You don't say exactly what you need to do in the timer code, but if all you need to do is display a countdown, you should be fine as long as you compute the SMPTE time based on the system time, and not the number of seconds you think should have elapsed based on your timer interval. If you do that, you will almost certainly drift and get out of sync with the actual time. Instead, note your start time and then do all the math based on that:
// Setup
timerStartDate = [[NSDate alloc] init];
[NSTimer scheduledTimer...
- (void)timerDidFire:(NSTimer *)timer
{
NSTImeInterval elapsed = [timerStartDate timeIntervalSinceNow];
NSString *smtpeCode = [self formatSMTPEFromMilliseconds:elapsed];
self.label.text = smtpeCode;
}
Now you will display the correct time code no matter how often the timer is fired. (If the timer doesn't fire often enough, the timer won't update, but when it updates it will be accurate. It will never get out of sync.)

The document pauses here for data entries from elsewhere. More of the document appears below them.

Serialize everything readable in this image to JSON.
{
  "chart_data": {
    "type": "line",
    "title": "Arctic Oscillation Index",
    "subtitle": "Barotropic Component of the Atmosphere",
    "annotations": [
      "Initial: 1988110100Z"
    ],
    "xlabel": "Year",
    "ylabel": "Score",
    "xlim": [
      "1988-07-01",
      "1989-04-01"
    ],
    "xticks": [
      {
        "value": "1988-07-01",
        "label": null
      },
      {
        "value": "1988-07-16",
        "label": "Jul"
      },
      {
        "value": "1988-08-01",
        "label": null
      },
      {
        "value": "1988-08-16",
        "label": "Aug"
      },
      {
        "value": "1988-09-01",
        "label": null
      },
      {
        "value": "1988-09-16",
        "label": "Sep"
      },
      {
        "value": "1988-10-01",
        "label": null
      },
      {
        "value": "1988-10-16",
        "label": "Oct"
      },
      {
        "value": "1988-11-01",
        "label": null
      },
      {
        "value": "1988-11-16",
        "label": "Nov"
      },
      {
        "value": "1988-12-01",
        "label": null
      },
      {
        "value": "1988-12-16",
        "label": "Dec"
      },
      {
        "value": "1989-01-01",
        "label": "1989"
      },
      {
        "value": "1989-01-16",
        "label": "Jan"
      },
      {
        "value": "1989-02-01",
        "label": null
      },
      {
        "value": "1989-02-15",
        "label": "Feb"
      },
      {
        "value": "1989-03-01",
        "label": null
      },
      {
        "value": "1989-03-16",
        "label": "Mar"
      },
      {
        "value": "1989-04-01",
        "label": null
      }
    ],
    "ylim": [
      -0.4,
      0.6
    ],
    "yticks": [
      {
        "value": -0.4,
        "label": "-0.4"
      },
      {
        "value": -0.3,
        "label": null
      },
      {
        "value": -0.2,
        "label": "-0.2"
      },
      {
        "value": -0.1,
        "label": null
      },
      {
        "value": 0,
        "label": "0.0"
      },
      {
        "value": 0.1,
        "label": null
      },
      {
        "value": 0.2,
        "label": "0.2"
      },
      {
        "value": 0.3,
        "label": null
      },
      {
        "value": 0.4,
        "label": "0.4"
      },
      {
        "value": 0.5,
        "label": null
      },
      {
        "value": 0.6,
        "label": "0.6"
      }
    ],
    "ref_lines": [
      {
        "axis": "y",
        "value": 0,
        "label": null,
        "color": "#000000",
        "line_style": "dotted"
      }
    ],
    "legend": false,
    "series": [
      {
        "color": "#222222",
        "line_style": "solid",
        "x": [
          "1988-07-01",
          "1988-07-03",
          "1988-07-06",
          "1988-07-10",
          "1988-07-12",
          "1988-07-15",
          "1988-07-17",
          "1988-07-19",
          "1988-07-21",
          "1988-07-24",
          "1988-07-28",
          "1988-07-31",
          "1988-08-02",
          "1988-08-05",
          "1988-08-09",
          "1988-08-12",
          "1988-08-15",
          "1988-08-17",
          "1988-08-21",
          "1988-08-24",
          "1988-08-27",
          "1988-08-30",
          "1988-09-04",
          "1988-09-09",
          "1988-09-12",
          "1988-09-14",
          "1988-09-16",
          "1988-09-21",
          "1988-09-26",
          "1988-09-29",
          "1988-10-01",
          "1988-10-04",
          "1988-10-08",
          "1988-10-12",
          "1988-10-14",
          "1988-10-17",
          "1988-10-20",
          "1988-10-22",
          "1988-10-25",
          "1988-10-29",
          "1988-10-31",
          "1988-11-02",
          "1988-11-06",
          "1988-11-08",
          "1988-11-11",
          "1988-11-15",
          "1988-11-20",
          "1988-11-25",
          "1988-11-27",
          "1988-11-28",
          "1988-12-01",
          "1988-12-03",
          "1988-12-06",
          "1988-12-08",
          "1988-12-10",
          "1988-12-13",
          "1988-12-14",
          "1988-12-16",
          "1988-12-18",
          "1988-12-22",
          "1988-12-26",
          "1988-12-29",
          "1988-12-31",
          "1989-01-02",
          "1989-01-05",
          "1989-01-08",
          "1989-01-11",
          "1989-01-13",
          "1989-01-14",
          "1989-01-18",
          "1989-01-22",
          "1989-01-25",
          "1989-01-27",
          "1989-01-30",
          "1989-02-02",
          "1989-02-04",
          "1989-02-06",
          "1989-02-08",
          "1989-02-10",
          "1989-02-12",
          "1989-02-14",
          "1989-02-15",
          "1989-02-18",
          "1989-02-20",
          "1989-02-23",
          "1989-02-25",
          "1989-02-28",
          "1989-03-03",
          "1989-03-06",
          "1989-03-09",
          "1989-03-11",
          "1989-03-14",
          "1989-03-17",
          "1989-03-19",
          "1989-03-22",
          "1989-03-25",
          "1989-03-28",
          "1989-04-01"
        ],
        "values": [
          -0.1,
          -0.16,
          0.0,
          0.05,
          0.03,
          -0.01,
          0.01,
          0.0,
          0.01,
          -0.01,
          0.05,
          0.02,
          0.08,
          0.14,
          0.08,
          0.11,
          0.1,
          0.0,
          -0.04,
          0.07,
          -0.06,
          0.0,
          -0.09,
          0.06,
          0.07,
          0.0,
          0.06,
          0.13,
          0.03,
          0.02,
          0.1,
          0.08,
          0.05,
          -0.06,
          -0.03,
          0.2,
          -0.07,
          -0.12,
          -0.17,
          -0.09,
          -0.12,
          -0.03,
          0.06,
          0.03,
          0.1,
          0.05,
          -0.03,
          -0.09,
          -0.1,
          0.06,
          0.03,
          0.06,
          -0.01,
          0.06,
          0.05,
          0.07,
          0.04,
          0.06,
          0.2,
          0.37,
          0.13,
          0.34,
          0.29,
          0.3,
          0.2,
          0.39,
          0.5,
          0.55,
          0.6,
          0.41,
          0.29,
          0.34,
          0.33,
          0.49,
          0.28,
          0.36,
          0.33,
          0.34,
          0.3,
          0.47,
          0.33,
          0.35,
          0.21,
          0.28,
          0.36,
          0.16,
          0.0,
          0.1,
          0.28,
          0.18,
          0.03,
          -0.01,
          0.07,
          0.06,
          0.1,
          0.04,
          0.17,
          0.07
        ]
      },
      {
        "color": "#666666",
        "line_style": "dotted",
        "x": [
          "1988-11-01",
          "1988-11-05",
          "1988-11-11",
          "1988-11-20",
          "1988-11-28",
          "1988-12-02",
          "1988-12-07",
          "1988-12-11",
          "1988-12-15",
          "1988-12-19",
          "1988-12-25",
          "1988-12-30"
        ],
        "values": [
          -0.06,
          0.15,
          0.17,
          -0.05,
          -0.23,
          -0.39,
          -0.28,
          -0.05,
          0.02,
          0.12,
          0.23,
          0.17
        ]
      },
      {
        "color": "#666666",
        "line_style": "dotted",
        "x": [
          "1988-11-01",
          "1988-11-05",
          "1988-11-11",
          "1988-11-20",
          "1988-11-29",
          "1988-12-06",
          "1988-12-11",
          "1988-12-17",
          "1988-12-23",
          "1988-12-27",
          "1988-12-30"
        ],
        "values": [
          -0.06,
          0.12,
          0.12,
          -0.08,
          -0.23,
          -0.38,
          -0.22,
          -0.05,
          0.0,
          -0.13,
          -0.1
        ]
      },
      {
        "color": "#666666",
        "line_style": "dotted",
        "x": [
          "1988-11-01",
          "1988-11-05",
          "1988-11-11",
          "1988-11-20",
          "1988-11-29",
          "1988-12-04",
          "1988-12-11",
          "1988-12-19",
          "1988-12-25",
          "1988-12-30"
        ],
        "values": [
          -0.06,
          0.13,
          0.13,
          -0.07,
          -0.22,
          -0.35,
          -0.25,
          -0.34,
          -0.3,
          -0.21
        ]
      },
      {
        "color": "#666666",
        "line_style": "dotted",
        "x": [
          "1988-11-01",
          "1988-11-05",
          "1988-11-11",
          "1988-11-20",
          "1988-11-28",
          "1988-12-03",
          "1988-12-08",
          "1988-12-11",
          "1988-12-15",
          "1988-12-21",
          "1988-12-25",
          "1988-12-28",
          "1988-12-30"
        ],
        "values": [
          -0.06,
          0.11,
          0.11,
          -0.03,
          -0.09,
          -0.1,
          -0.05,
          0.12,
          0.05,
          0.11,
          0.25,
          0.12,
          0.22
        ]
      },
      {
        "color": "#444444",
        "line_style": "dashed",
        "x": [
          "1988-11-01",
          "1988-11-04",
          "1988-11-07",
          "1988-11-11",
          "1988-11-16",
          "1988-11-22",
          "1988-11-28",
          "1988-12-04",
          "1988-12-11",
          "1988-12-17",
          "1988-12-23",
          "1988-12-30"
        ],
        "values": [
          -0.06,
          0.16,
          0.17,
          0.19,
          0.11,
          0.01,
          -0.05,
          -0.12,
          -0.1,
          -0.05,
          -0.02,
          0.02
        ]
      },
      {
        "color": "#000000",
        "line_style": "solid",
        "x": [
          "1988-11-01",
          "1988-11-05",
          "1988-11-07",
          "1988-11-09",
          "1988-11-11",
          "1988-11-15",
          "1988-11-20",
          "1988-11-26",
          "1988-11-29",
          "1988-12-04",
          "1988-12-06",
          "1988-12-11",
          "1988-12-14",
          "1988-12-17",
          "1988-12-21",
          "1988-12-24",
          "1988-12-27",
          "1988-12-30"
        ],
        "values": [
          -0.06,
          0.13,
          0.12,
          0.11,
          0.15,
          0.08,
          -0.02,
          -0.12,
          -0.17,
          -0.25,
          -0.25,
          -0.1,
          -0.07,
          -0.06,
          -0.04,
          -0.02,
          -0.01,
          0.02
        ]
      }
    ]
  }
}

If you use CADisplayLink, your method will be called as fast as the display updates. In other words, as fast as it would be useful, but no faster. If you're displaying the time, that's probably the way to go.
If you are targeting iOS 4+, you can use Grand Central Dispatch:
// Set the time, '33333333' nanoseconds in the future (33.333333ms)
dispatch_time_t time = dispatch_time(DISPATCH_TIME_NOW, 33333333);
// Schedule our code to run
dispatch_after(time, dispatch_get_main_queue(), ^{
// your code to run here...
});
This will call that code after 33.333333ms. If is this going to be a loop sorta deal, you may want to use the dispatch_after_f
function instead that uses a function pointer instead of a block:
void DoWork(void *context);
void ScheduleWork() {
// Set the time, '33333333' nanoseconds in the future (33.333333ms)
dispatch_time_t time = dispatch_time(DISPATCH_TIME_NOW, 33333333);
// Schedule our 'DoWork' function to run
// Here I pass in NULL for the 'context', whatever you set that to will
// get passed to the DoWork function
dispatch_after_f(time, dispatch_get_main_queue(), NULL, &DoWork);
}
void DoWork(void *context) {
// ...
// Do your work here, updating an on screen counter or something
// ...
// Schedule our DoWork function again, maybe add an if statement
// so it eventually stops
ScheduleWork();
}
And then just call ScheduleWork();
when you want to start the timer. For a repeating loop, I personally think this is a little cleaner than the block method above, but for a one time task I definitely prefer the block method.
See the Grand Central Dispatch docs for more info.